A month after his arrest, the former police chief for Chadbourn, North Carolina remains in jail under a $910,000 bond. He’s accused of stealing guns, drugs and cash from the small town police department’s evidence locker.

William Anthony Spivey, 35, faces 88 felony charges in Columbus County for stealing from the evidence room and embezzlement.
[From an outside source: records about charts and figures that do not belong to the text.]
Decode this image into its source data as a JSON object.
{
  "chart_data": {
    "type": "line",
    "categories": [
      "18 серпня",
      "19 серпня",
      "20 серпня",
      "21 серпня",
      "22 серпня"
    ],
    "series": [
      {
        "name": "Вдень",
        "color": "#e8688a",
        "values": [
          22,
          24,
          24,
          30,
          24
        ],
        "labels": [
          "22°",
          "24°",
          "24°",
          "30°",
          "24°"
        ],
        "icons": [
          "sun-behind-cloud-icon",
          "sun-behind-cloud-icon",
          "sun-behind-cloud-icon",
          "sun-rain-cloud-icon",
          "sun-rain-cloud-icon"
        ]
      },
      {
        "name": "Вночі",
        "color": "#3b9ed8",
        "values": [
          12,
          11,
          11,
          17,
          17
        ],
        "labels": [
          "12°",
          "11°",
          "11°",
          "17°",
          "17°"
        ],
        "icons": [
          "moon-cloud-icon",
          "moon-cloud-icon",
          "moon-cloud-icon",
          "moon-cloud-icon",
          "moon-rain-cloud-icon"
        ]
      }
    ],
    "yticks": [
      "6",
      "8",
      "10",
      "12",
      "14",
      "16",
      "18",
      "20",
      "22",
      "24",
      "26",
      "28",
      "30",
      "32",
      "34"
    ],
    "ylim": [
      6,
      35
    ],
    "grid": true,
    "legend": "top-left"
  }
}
The most serious charges involve trafficking opioids and selling stolen guns, according to warrants.

“The indictments make clear a number of firearms were stolen by former Chief Spivey from the evidence locker at the Chadbourn Police Department,” District Attorney Jon David said in a statement this month.


What You Need To Know

  • The former Chadbourn, North Carolina, police chief faces 88 felony counts

  • A SBI investigation found he was allegedly stealing guns, drugs and cash from the department's evidence room

  • William Anthony Spivey denies the charges, his lawyer said

  • Spivey remains in jail on a $910,000 bond

“The SBI has already recovered a number of stolen firearms, several of which former Chief Spivey sold to friends, family members and acquaintances,” David said.

Spivey was charged with stealing four guns: a Taurus G2 handgun, a Palmetto State Armory PA-15 rifle, a Smith & Wesson M&P .40 caliber handgun and a 9mm Beretta handgun, according to arrest warrants from the State Bureau of Investigation.

One warrant alleges Spivey used his police department-issued pickup truck to go to South Carolina in January and February to sell the Palmetto State Armory rifle.

The prosecutor wouldn’t comment on the case, but his office did say that the case against Spivey is still an active investigation and more charges are possible.

Spivey faces charges in Columbus County Superior Court. (Photo: Jonathan Powell)

Spivey has remained in jail since his arrest on April 19, according to jail records. He is being kept in the Bladen County jail, where he’s been since his arrest, according to the District Attorney’s Office.

Spivey’s attorney, David Mills, said the former police chief denies the charges. Mills said Spivey recently hired him for the case, and that he would be taking up the bail and other issues with Columbus County Superior Court.

“An indictment is not evidence of guilt,” Mills told Spectrum News 1 in a phone interview.

Chadbourn is a town of about 2,000 people, according to the most recent Census Bureau estimates. It sits just north of the border with South Carolina, about an hour’s drive from Myrtle Beach. A sign on the way into the small downtown advertises the town as the “Home of the North Carolina Strawberry Festival.”

Forty-one warrants filed in Columbus County accuse Spivey of dozens of crimes. The warrants allege Spivey stole more than $33,000 in cash, took hundreds of prescription pills, including Xanax and opioids, and at least four guns from the evidence locker.

He’s also accused of stealing about one gram of cocaine and three MDMA or ecstasy pills.

The State Bureau of Investigation led the inquiry into just what was happening with evidence allegedly disappearing from the Chadbourn Police Department.

Investigators also accused Spivey of lying to doctors’ offices twice to get prescription opioids. First, in 2017, Spivey allegedly lied to a physician’s assistant to get a second prescription for the drugs. Then, in 2020, Spivey created a fake police report to say his prescription of oxycodone had been stolen, according to a warrant.